Côté littérature générale, l’épaisseur des personnages, la justesse des descriptions, les notations qui sonnent juste. Shepard se qualifie lui-même de « naturaliste pataud » — on peut enlever le « pataud », si vous voulez mon avis.

Côté polar, il y a ce cynisme de façade et cet espoir buté qui anime toujours les personnages, même lorsque tout semble perdu ; cette sensation que le monde n’est pas ce qu’il paraît être, que de sombres puissances corrompues le gouvernent en secret ; cette incertitude constante sur les motivations de l’ennemi. En d’autres termes : Paranoïa City.

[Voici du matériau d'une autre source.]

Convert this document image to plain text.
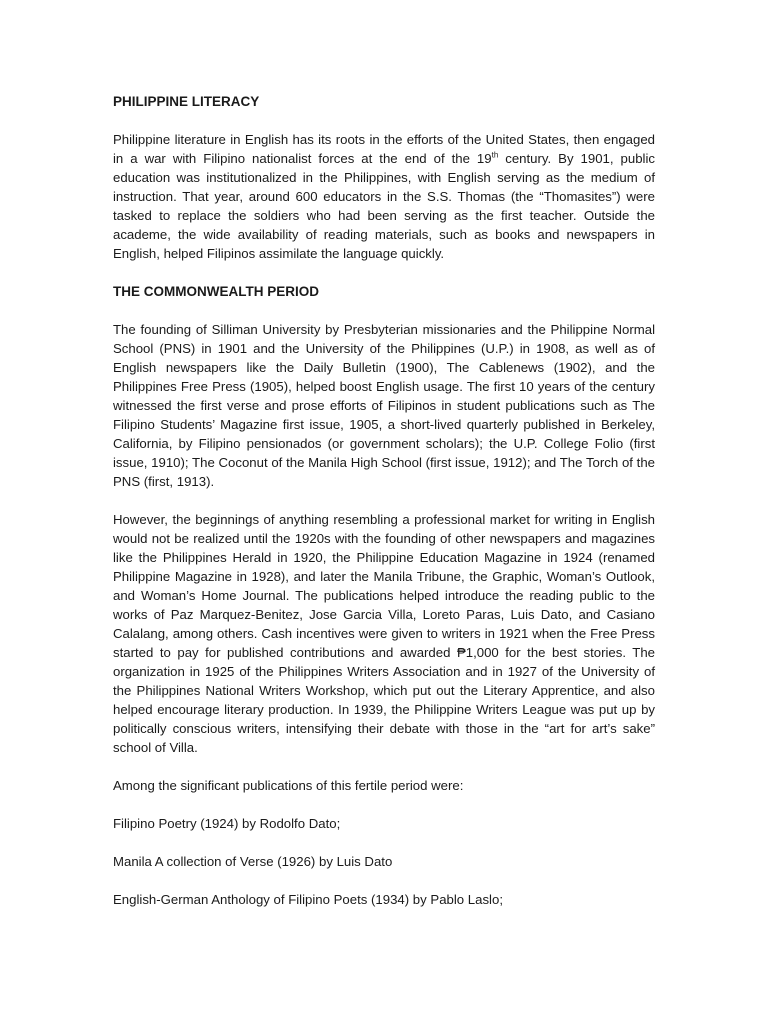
PHILIPPINE LITERACY

Philippine literature in English has its roots in the efforts of the United States, then engaged in a war with Filipino nationalist forces at the end of the 19th century. By 1901, public education was institutionalized in the Philippines, with English serving as the medium of instruction. That year, around 600 educators in the S.S. Thomas (the “Thomasites”) were tasked to replace the soldiers who had been serving as the first teacher. Outside the academe, the wide availability of reading materials, such as books and newspapers in English, helped Filipinos assimilate the language quickly.

THE COMMONWEALTH PERIOD

The founding of Silliman University by Presbyterian missionaries and the Philippine Normal School (PNS) in 1901 and the University of the Philippines (U.P.) in 1908, as well as of English newspapers like the Daily Bulletin (1900), The Cablenews (1902), and the Philippines Free Press (1905), helped boost English usage. The first 10 years of the century witnessed the first verse and prose efforts of Filipinos in student publications such as The Filipino Students’ Magazine first issue, 1905, a short-lived quarterly published in Berkeley, California, by Filipino pensionados (or government scholars); the U.P. College Folio (first issue, 1910); The Coconut of the Manila High School (first issue, 1912); and The Torch of the PNS (first, 1913).

However, the beginnings of anything resembling a professional market for writing in English would not be realized until the 1920s with the founding of other newspapers and magazines like the Philippines Herald in 1920, the Philippine Education Magazine in 1924 (renamed Philippine Magazine in 1928), and later the Manila Tribune, the Graphic, Woman’s Outlook, and Woman’s Home Journal. The publications helped introduce the reading public to the works of Paz Marquez-Benitez, Jose Garcia Villa, Loreto Paras, Luis Dato, and Casiano Calalang, among others. Cash incentives were given to writers in 1921 when the Free Press started to pay for published contributions and awarded ₱1,000 for the best stories. The organization in 1925 of the Philippines Writers Association and in 1927 of the University of the Philippines National Writers Workshop, which put out the Literary Apprentice, and also helped encourage literary production. In 1939, the Philippine Writers League was put up by politically conscious writers, intensifying their debate with those in the “art for art’s sake” school of Villa.

Among the significant publications of this fertile period were:

Filipino Poetry (1924) by Rodolfo Dato;

Manila A collection of Verse (1926) by Luis Dato

English-German Anthology of Filipino Poets (1934) by Pablo Laslo;
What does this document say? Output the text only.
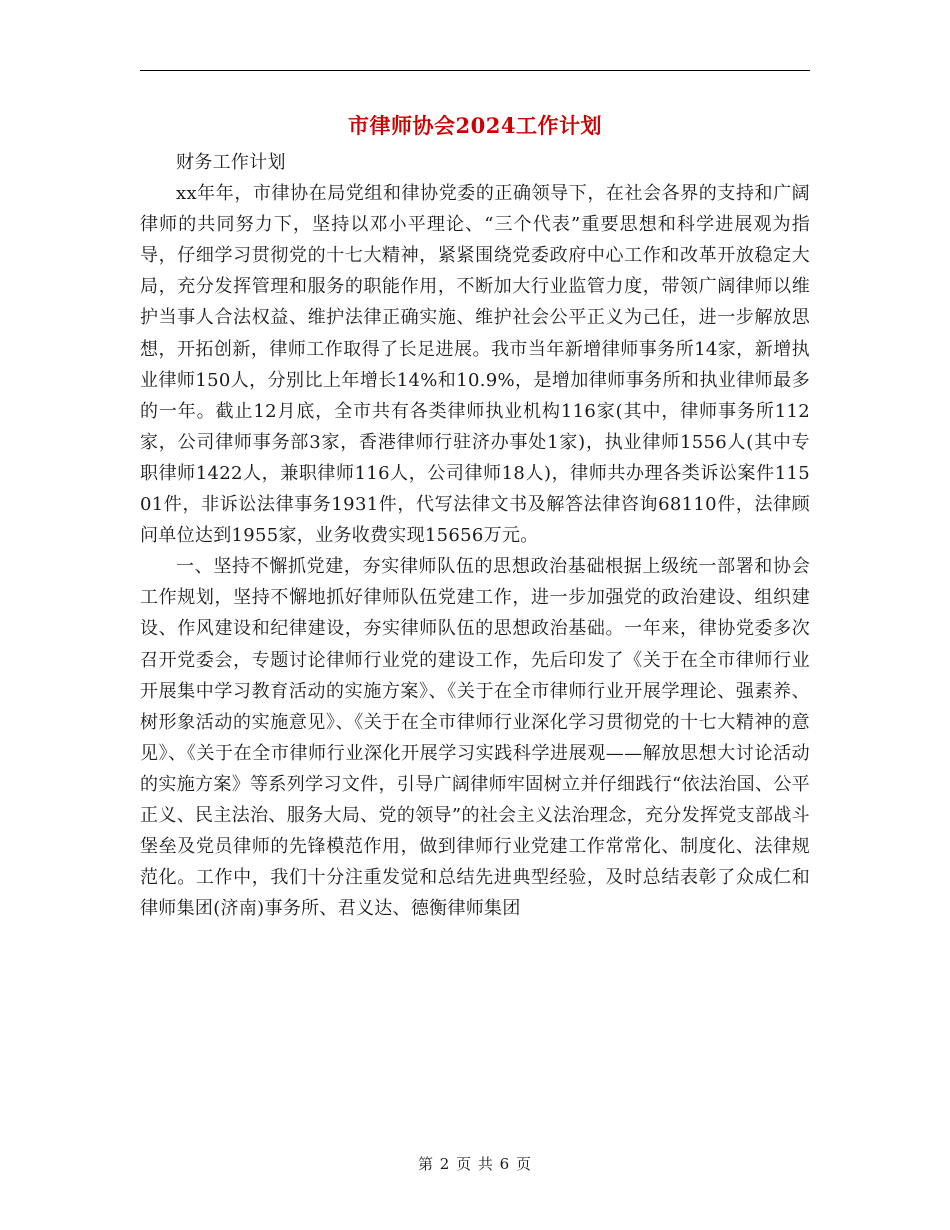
市律师协会2024工作计划

财务工作计划

xx年年，市律协在局党组和律协党委的正确领导下，在社会各界的支持和广阔律师的共同努力下，坚持以邓小平理论、“三个代表”重要思想和科学进展观为指导，仔细学习贯彻党的十七大精神，紧紧围绕党委政府中心工作和改革开放稳定大局，充分发挥管理和服务的职能作用，不断加大行业监管力度，带领广阔律师以维护当事人合法权益、维护法律正确实施、维护社会公平正义为己任，进一步解放思想，开拓创新，律师工作取得了长足进展。我市当年新增律师事务所14家，新增执业律师150人，分别比上年增长14%和10.9%，是增加律师事务所和执业律师最多的一年。截止12月底，全市共有各类律师执业机构116家(其中，律师事务所112家，公司律师事务部3家，香港律师行驻济办事处1家)，执业律师1556人(其中专职律师1422人，兼职律师116人，公司律师18人)，律师共办理各类诉讼案件11501件，非诉讼法律事务1931件，代写法律文书及解答法律咨询68110件，法律顾问单位达到1955家，业务收费实现15656万元。

一、坚持不懈抓党建，夯实律师队伍的思想政治基础根据上级统一部署和协会工作规划，坚持不懈地抓好律师队伍党建工作，进一步加强党的政治建设、组织建设、作风建设和纪律建设，夯实律师队伍的思想政治基础。一年来，律协党委多次召开党委会，专题讨论律师行业党的建设工作，先后印发了《关于在全市律师行业开展集中学习教育活动的实施方案》、《关于在全市律师行业开展学理论、强素养、树形象活动的实施意见》、《关于在全市律师行业深化学习贯彻党的十七大精神的意见》、《关于在全市律师行业深化开展学习实践科学进展观——解放思想大讨论活动的实施方案》等系列学习文件，引导广阔律师牢固树立并仔细践行“依法治国、公平正义、民主法治、服务大局、党的领导”的社会主义法治理念，充分发挥党支部战斗堡垒及党员律师的先锋模范作用，做到律师行业党建工作常常化、制度化、法律规范化。工作中，我们十分注重发觉和总结先进典型经验，及时总结表彰了众成仁和律师集团(济南)事务所、君义达、德衡律师集团

第 2 页 共 6 页
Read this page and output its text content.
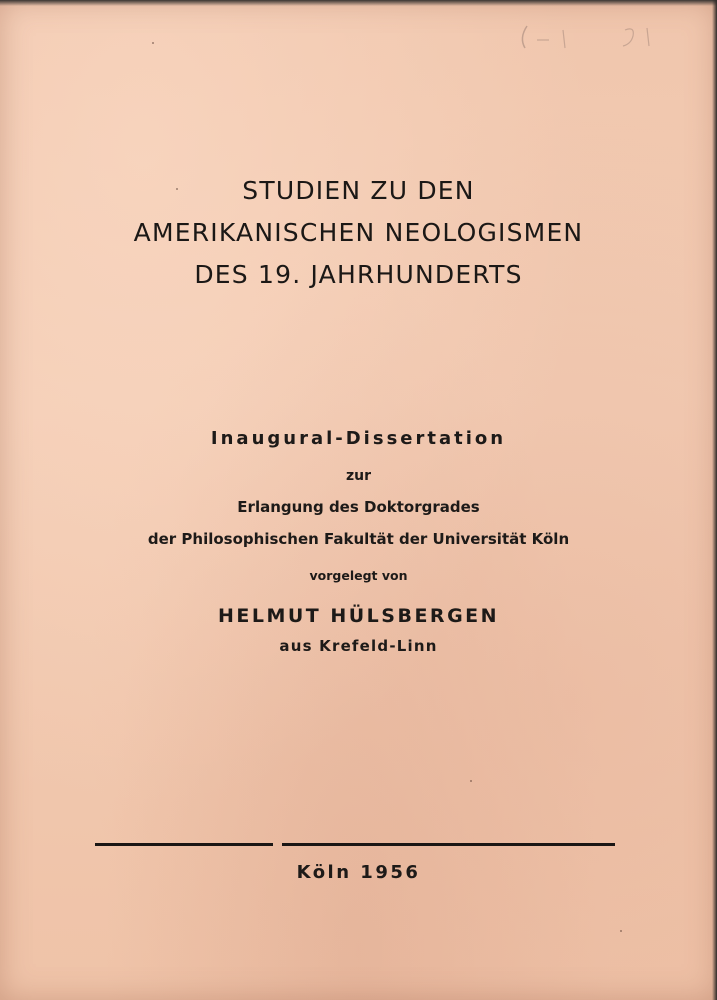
STUDIEN ZU DEN
AMERIKANISCHEN NEOLOGISMEN
DES 19. JAHRHUNDERTS
Inaugural-Dissertation
zur
Erlangung des Doktorgrades
der Philosophischen Fakultät der Universität Köln
vorgelegt von
HELMUT HÜLSBERGEN
aus Krefeld-Linn
Köln 1956
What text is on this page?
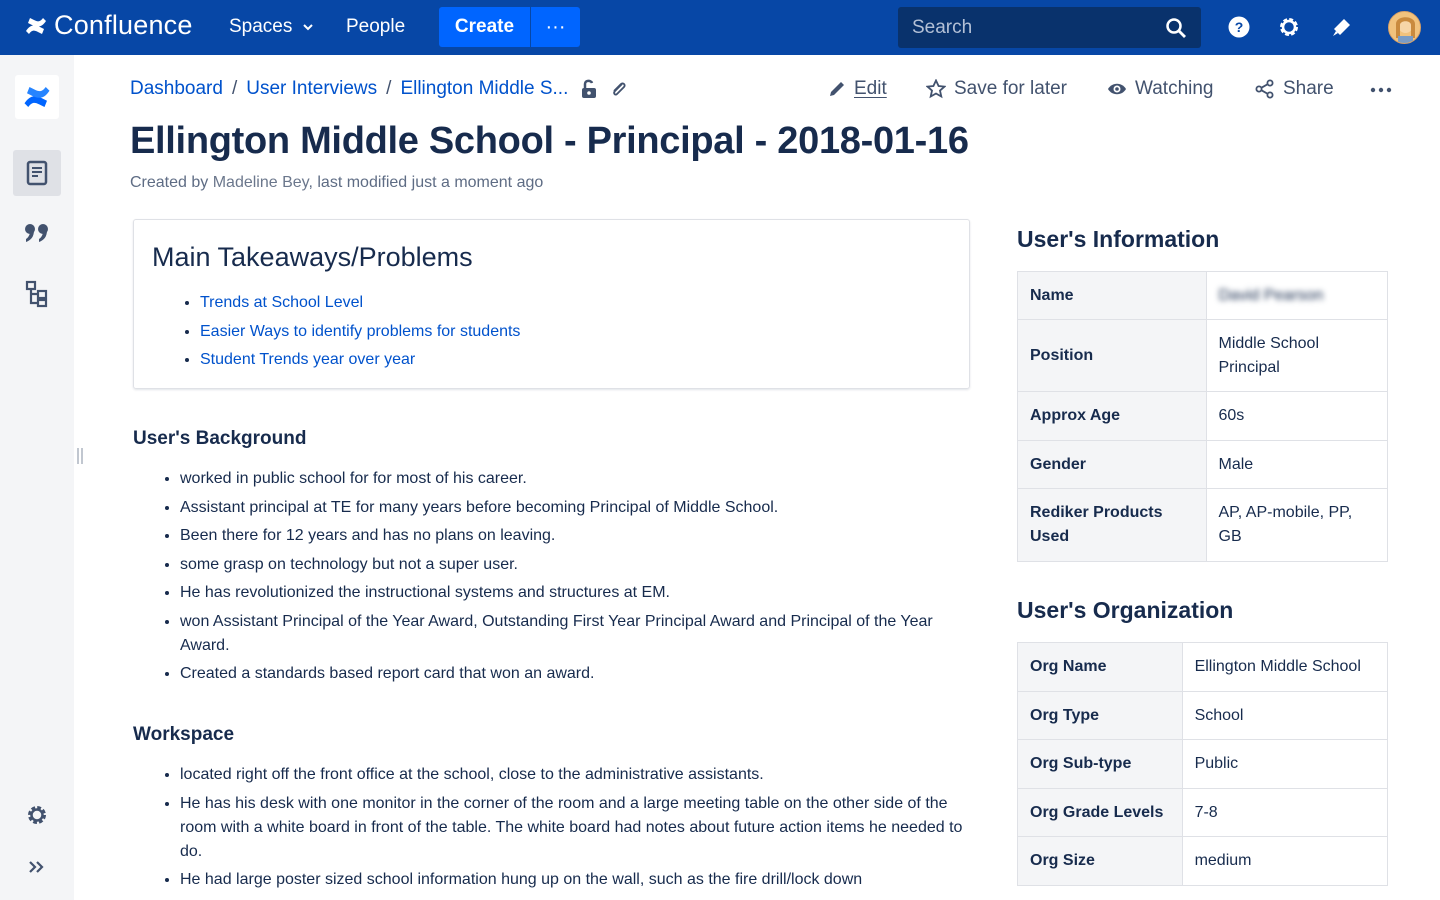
Confluence Spaces	People	Create	···
Search	?
Dashboard / User Interviews / Ellington Middle S...	Edit	Save for later	Watching	Share
Ellington Middle School - Principal - 2018-01-16
Created by Madeline Bey, last modified just a moment ago
Main Takeaways/Problems
• Trends at School Level
• Easier Ways to identify problems for students
• Student Trends year over year
User's Background
• worked in public school for for most of his career.
• Assistant principal at TE for many years before becoming Principal of Middle School.
• Been there for 12 years and has no plans on leaving.
• some grasp on technology but not a super user.
• He has revolutionized the instructional systems and structures at EM.
• won Assistant Principal of the Year Award, Outstanding First Year Principal Award and Principal of the Year Award.
• Created a standards based report card that won an award.
Workspace
• located right off the front office at the school, close to the administrative assistants.
• He has his desk with one monitor in the corner of the room and a large meeting table on the other side of the room with a white board in front of the table. The white board had notes about future action items he needed to do.
• He had large poster sized school information hung up on the wall, such as the fire drill/lock down
User's Information
Name	David Pearson
Position	Middle School Principal
Approx Age	60s
Gender	Male
Rediker Products Used	AP, AP-mobile, PP, GB
User's Organization
Org Name	Ellington Middle School
Org Type	School
Org Sub-type	Public
Org Grade Levels	7-8
Org Size	medium
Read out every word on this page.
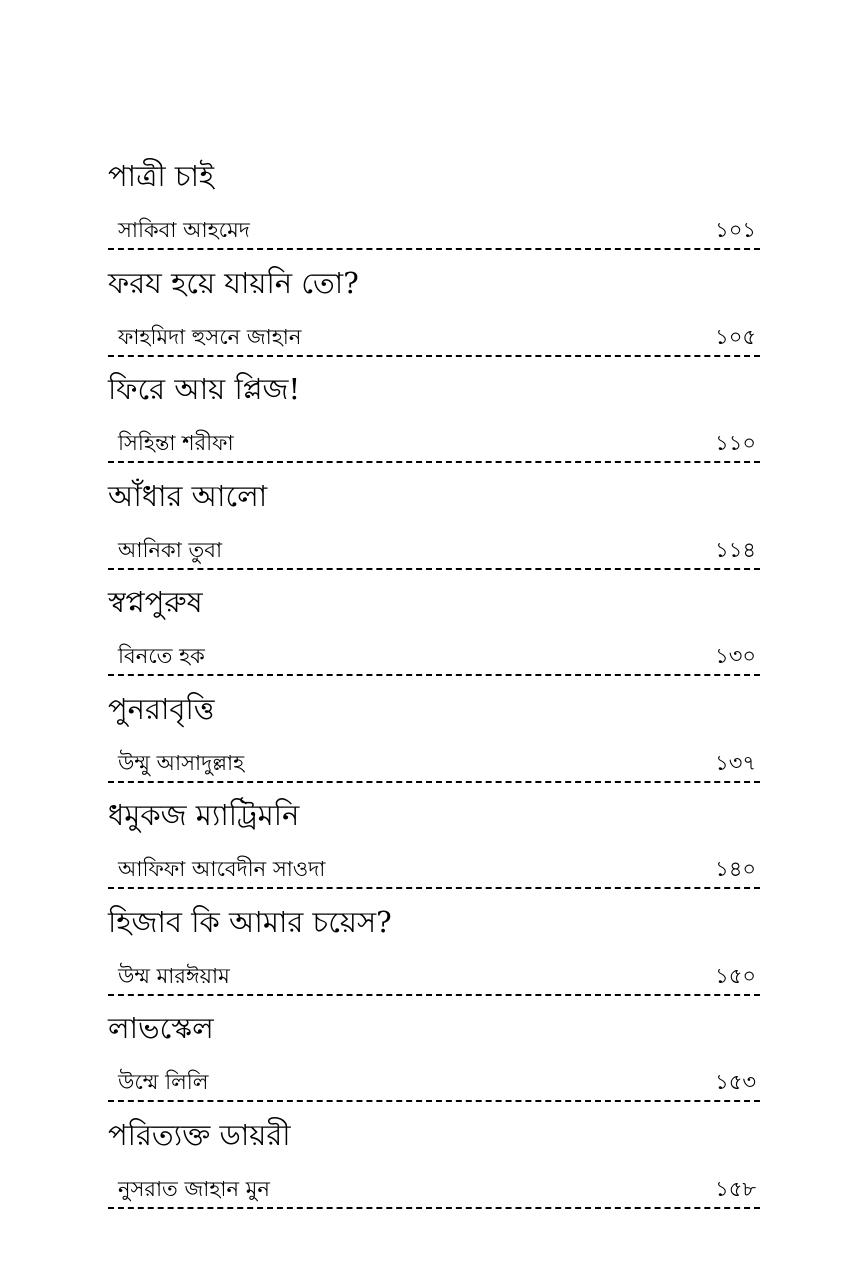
পাত্রী চাই
সাকিবা আহমেদ	১০১
ফরয হয়ে যায়নি তো?
ফাহমিদা হুসনে জাহান	১০৫
ফিরে আয় প্লিজ!
সিহিন্তা শরীফা	১১০
আঁধার আলো
আনিকা তুবা	১১৪
স্বপ্নপুরুষ
বিনতে হক	১৩০
পুনরাবৃত্তি
উম্মু আসাদুল্লাহ	১৩৭
ধমুকজ ম্যাট্রিমনি
আফিফা আবেদীন সাওদা	১৪০
হিজাব কি আমার চয়েস?
উম্ম মারঈয়াম	১৫০
লাভস্কেল
উম্মে লিলি	১৫৩
পরিত্যক্ত ডায়রী
নুসরাত জাহান মুন	১৫৮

Côté fantastique, la certitude que le pire peut toujours arriver, que la réalité elle-même peut se dérober sous vos pieds.

Tout ça, on le trouve dans chacun de ces livres, mais aussi dans les œuvres les plus récentes de Shepard, comme Lousiana Breakdown (disponible en France au Bélial’), par exemple, ou encore A Handbook of American Prayer (voir plus loin).

Et pour ce qui est de cette macération thématique évoquée par John Clute… Que diriez-vous si la sombre épiphanie surgissait ici de la confrontation entre plusieurs réalités, à l’image de l’ossature du récit reposant sur la confrontation entre plusieurs genres ?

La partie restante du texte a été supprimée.